【ユニクロ】リスト型攻撃により46万件不正ログイン
 Author: ion

uni

公式より
https://www.uniqlo.com/jp/corp/pressrelease/2019/05/19051409_uniqlo.html

今回の不正ログインは、2019年4月23日から5月10日にかけて、「リスト型アカウントハッキング(リスト型攻撃)」の手法で行われ、現時点判明分で不正ログインされたアカウント数は、461,091件となります。お客様や関係者の皆様には、ご迷惑とご心配をおかけすることを、深くお詫び申し上げます。今後、同様の事象が発生しないよう、より一層のセキュリティ強化と安全性の確保に努めてまいります。

リスト型攻撃

リスト型攻撃とは、攻撃者があらかじめ何らかの手段で入手したID,パスワードなどの認証情報のリストを使って不正にログインすること。

どうやってあらかじめ認証情報を手に入れるのか?
方法としては例えば、

  1. 適当なサイトを作ってユーザーがemailとパスワードを入力するよう仕向ける
  2. 適当なサービスを攻撃し、利用者のemail, パスワードを入手する

今時サービス側がパスワードを暗号化せずに持つことはほぼないので、不特定多数を狙うなら1が妥当か。
いずれにせよ、いろんなサイトでパスワードを使いまわす人が多いのが問題である。ユニクロに脆弱性があったとかではない。

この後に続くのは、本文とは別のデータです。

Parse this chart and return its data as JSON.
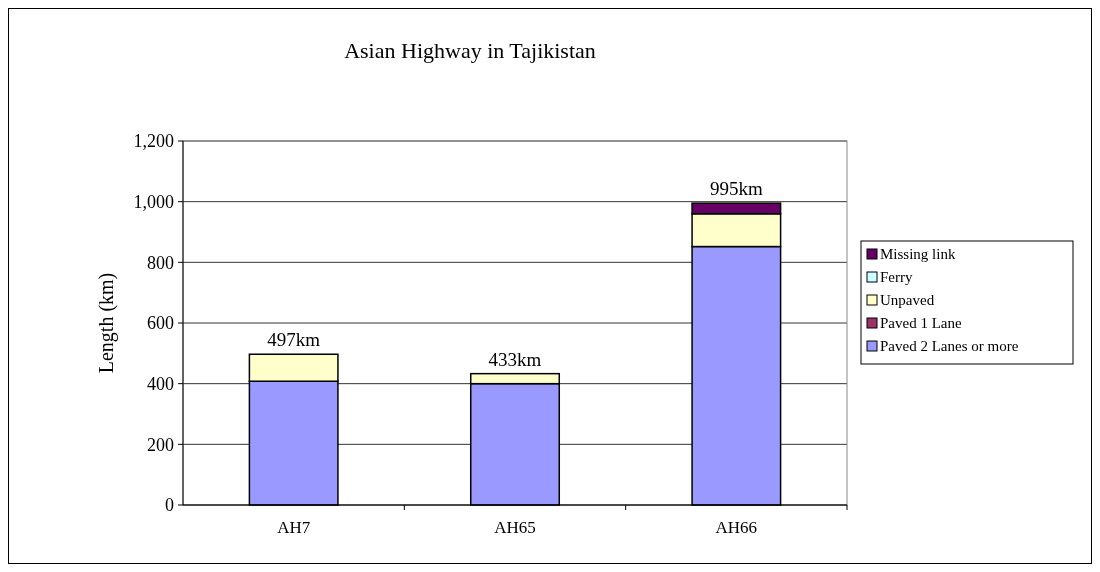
{
  "chart_data": {
    "type": "bar",
    "title": "Asian Highway in Tajikistan",
    "ylabel": "Length (km)",
    "categories": [
      "AH7",
      "AH65",
      "AH66"
    ],
    "stacked": true,
    "series": [
      {
        "name": "Paved 2 Lanes or more",
        "color": "#9999ff",
        "values": [
          408,
          400,
          852
        ]
      },
      {
        "name": "Paved 1 Lane",
        "color": "#993366",
        "values": [
          0,
          0,
          0
        ]
      },
      {
        "name": "Unpaved",
        "color": "#ffffcc",
        "values": [
          89,
          33,
          108
        ]
      },
      {
        "name": "Ferry",
        "color": "#ccffff",
        "values": [
          0,
          0,
          0
        ]
      },
      {
        "name": "Missing link",
        "color": "#660066",
        "values": [
          0,
          0,
          35
        ]
      }
    ],
    "totals": [
      "497km",
      "433km",
      "995km"
    ],
    "ylim": [
      0,
      1200
    ],
    "yticks": [
      {
        "value": 0,
        "label": "0"
      },
      {
        "value": 200,
        "label": "200"
      },
      {
        "value": 400,
        "label": "400"
      },
      {
        "value": 600,
        "label": "600"
      },
      {
        "value": 800,
        "label": "800"
      },
      {
        "value": 1000,
        "label": "1,000"
      },
      {
        "value": 1200,
        "label": "1,200"
      }
    ],
    "grid": "y",
    "legend": "right"
  }
}
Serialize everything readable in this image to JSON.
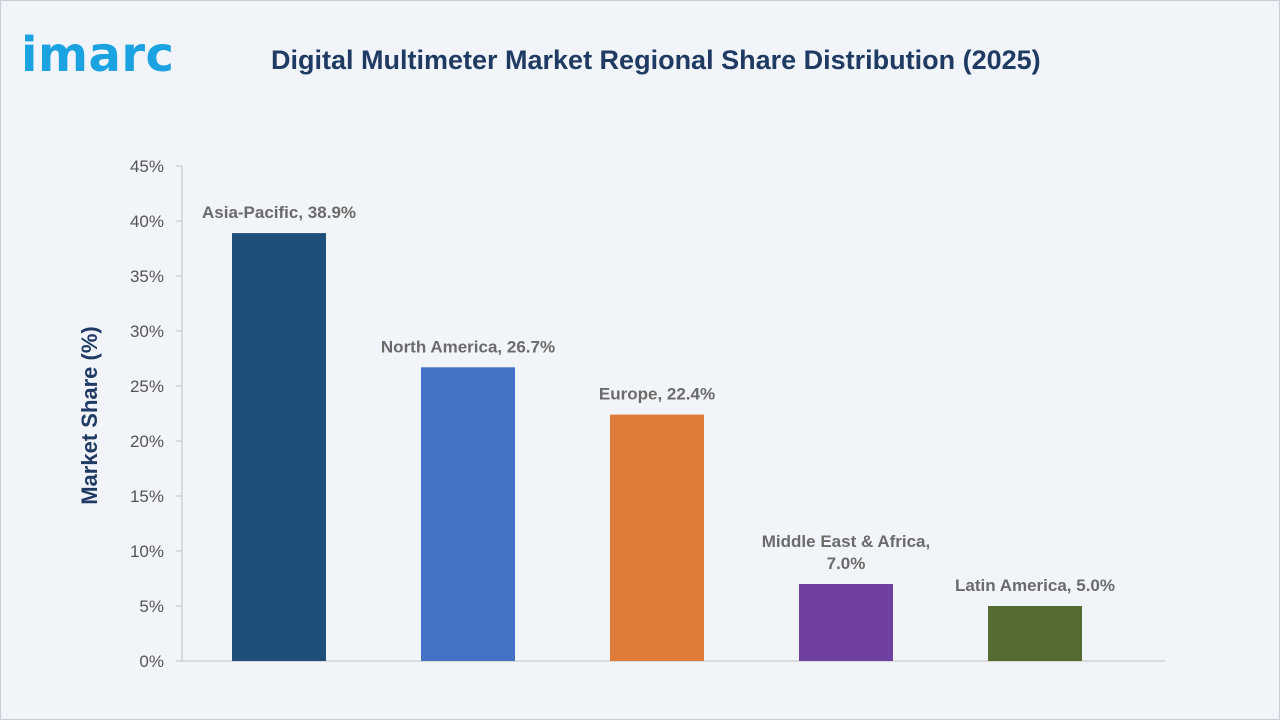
{
  "brand": {
    "logo_text": "imarc"
  },
  "chart_data": {
    "type": "bar",
    "title": "Digital Multimeter Market Regional Share Distribution (2025)",
    "xlabel": "",
    "ylabel": "Market Share (%)",
    "ylim": [
      0,
      45
    ],
    "yticks": [
      0,
      5,
      10,
      15,
      20,
      25,
      30,
      35,
      40,
      45
    ],
    "ytick_labels": [
      "0%",
      "5%",
      "10%",
      "15%",
      "20%",
      "25%",
      "30%",
      "35%",
      "40%",
      "45%"
    ],
    "categories": [
      "Asia-Pacific",
      "North America",
      "Europe",
      "Middle East & Africa",
      "Latin America"
    ],
    "values": [
      38.9,
      26.7,
      22.4,
      7.0,
      5.0
    ],
    "data_labels": [
      [
        "Asia-Pacific, 38.9%"
      ],
      [
        "North America, 26.7%"
      ],
      [
        "Europe, 22.4%"
      ],
      [
        "Middle East & Africa,",
        "7.0%"
      ],
      [
        "Latin America, 5.0%"
      ]
    ],
    "colors": [
      "#1f4e79",
      "#4472c4",
      "#e07b39",
      "#7040a0",
      "#556b2f"
    ],
    "grid": false,
    "legend": "none"
  }
}
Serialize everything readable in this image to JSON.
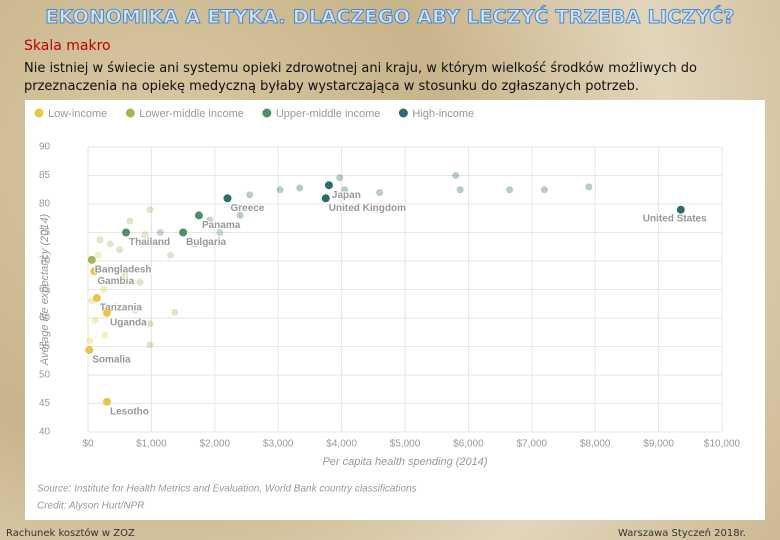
{
  "slide": {
    "title": "EKONOMIKA A ETYKA. DLACZEGO ABY LECZYĆ TRZEBA LICZYĆ?",
    "subtitle": "Skala makro",
    "text": "Nie istniej w świecie ani systemu opieki zdrowotnej ani kraju, w którym wielkość środków możliwych do przeznaczenia na opiekę medyczną byłaby wystarczająca w stosunku do zgłaszanych potrzeb.",
    "footer_left": "Rachunek kosztów w ZOZ",
    "footer_right": "Warszawa Styczeń 2018r."
  },
  "chart_data": {
    "type": "scatter",
    "x_label": "Per capita health spending (2014)",
    "y_label": "Average life expectancy (2014)",
    "source": "Source: Institute for Health Metrics and Evaluation, World Bank country classifications",
    "credit": "Credit: Alyson Hurt/NPR",
    "xlim": [
      0,
      10000
    ],
    "ylim": [
      40,
      90
    ],
    "xticks": [
      {
        "value": 0,
        "label": "$0"
      },
      {
        "value": 1000,
        "label": "$1,000"
      },
      {
        "value": 2000,
        "label": "$2,000"
      },
      {
        "value": 3000,
        "label": "$3,000"
      },
      {
        "value": 4000,
        "label": "$4,000"
      },
      {
        "value": 5000,
        "label": "$5,000"
      },
      {
        "value": 6000,
        "label": "$6,000"
      },
      {
        "value": 7000,
        "label": "$7,000"
      },
      {
        "value": 8000,
        "label": "$8,000"
      },
      {
        "value": 9000,
        "label": "$9,000"
      },
      {
        "value": 10000,
        "label": "$10,000"
      }
    ],
    "yticks": [
      40,
      45,
      50,
      55,
      60,
      65,
      70,
      75,
      80,
      85,
      90
    ],
    "grid": true,
    "legend": "top",
    "series": [
      {
        "name": "Low-income",
        "color": "#e8c547",
        "x": [
          100,
          140,
          300,
          20,
          300,
          190,
          110,
          250,
          60,
          350,
          160,
          430,
          30,
          270
        ],
        "values": [
          68.2,
          63.5,
          60.9,
          54.4,
          45.3,
          66.7,
          59.6,
          65,
          63,
          68.4,
          71,
          62,
          56,
          57
        ],
        "labels": [
          "Gambia",
          "Tanzania",
          "Uganda",
          "Somalia",
          "Lesotho",
          null,
          null,
          null,
          null,
          null,
          null,
          null,
          null,
          null
        ]
      },
      {
        "name": "Lower-middle income",
        "color": "#a9b35a",
        "x": [
          60,
          660,
          900,
          500,
          350,
          980,
          1300,
          580,
          980,
          1370,
          820,
          740,
          190,
          980
        ],
        "values": [
          70.2,
          77,
          74.6,
          72,
          73,
          79,
          71,
          67.5,
          59,
          61,
          66.3,
          61.4,
          73.7,
          55.3
        ],
        "labels": [
          "Bangladesh",
          null,
          null,
          null,
          null,
          null,
          null,
          null,
          null,
          null,
          null,
          null,
          null,
          null
        ]
      },
      {
        "name": "Upper-middle income",
        "color": "#4f8f6a",
        "x": [
          600,
          1750,
          1500,
          1920,
          2080,
          1690,
          1140
        ],
        "values": [
          75,
          78,
          75,
          77.2,
          75,
          73,
          75
        ],
        "labels": [
          "Thailand",
          "Panama",
          "Bulgaria",
          null,
          null,
          null,
          null
        ]
      },
      {
        "name": "High-income",
        "color": "#2e6b6b",
        "x": [
          3800,
          3750,
          9350,
          2200,
          2400,
          2550,
          3030,
          3340,
          4050,
          4600,
          5870,
          6650,
          7200,
          7900,
          5800,
          3970
        ],
        "values": [
          83.3,
          81,
          79,
          81,
          78,
          81.6,
          82.5,
          82.8,
          82.5,
          82,
          82.5,
          82.5,
          82.5,
          83,
          85,
          84.6
        ],
        "labels": [
          "Japan",
          "United Kingdom",
          "United States",
          "Greece",
          null,
          null,
          null,
          null,
          null,
          null,
          null,
          null,
          null,
          null,
          null,
          null
        ]
      }
    ]
  }
}
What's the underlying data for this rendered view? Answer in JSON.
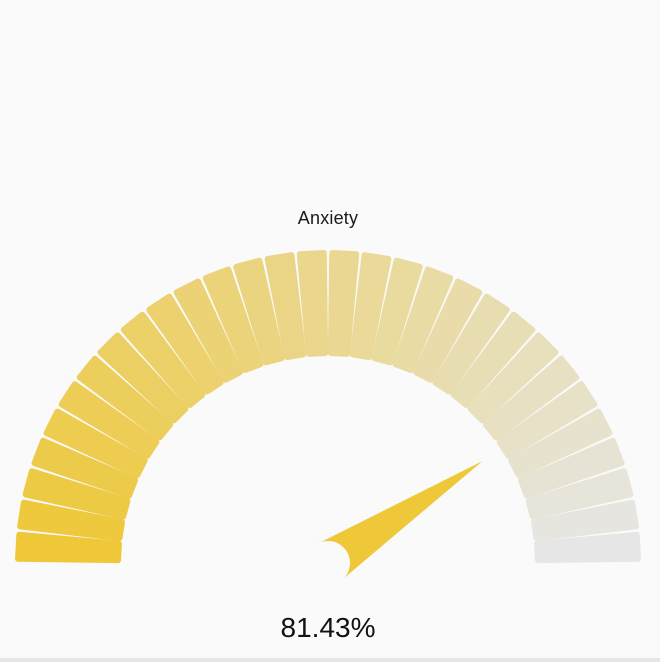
{
  "gauge": {
    "title": "Anxiety",
    "value_label": "81.43%",
    "value": 81.43,
    "min": 0,
    "max": 100,
    "segments": 30,
    "colors": {
      "active": "#eec838",
      "inactive": "#e6e6e6",
      "needle": "#eec838"
    }
  }
}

最近はブラウザや端末にパスワードを保存しておいてくれる機能が充実しているので、サイトごとに異なるパスワードを使ったとしてもいちいち覚えておく必要はない。
Appleなんかは強力なパスワードのサジェスト、キーチェーンへの自動登録まで行ってくれる。

そういった便利機能を使いつつ、サービスごとにパスワードは変えましょうという話。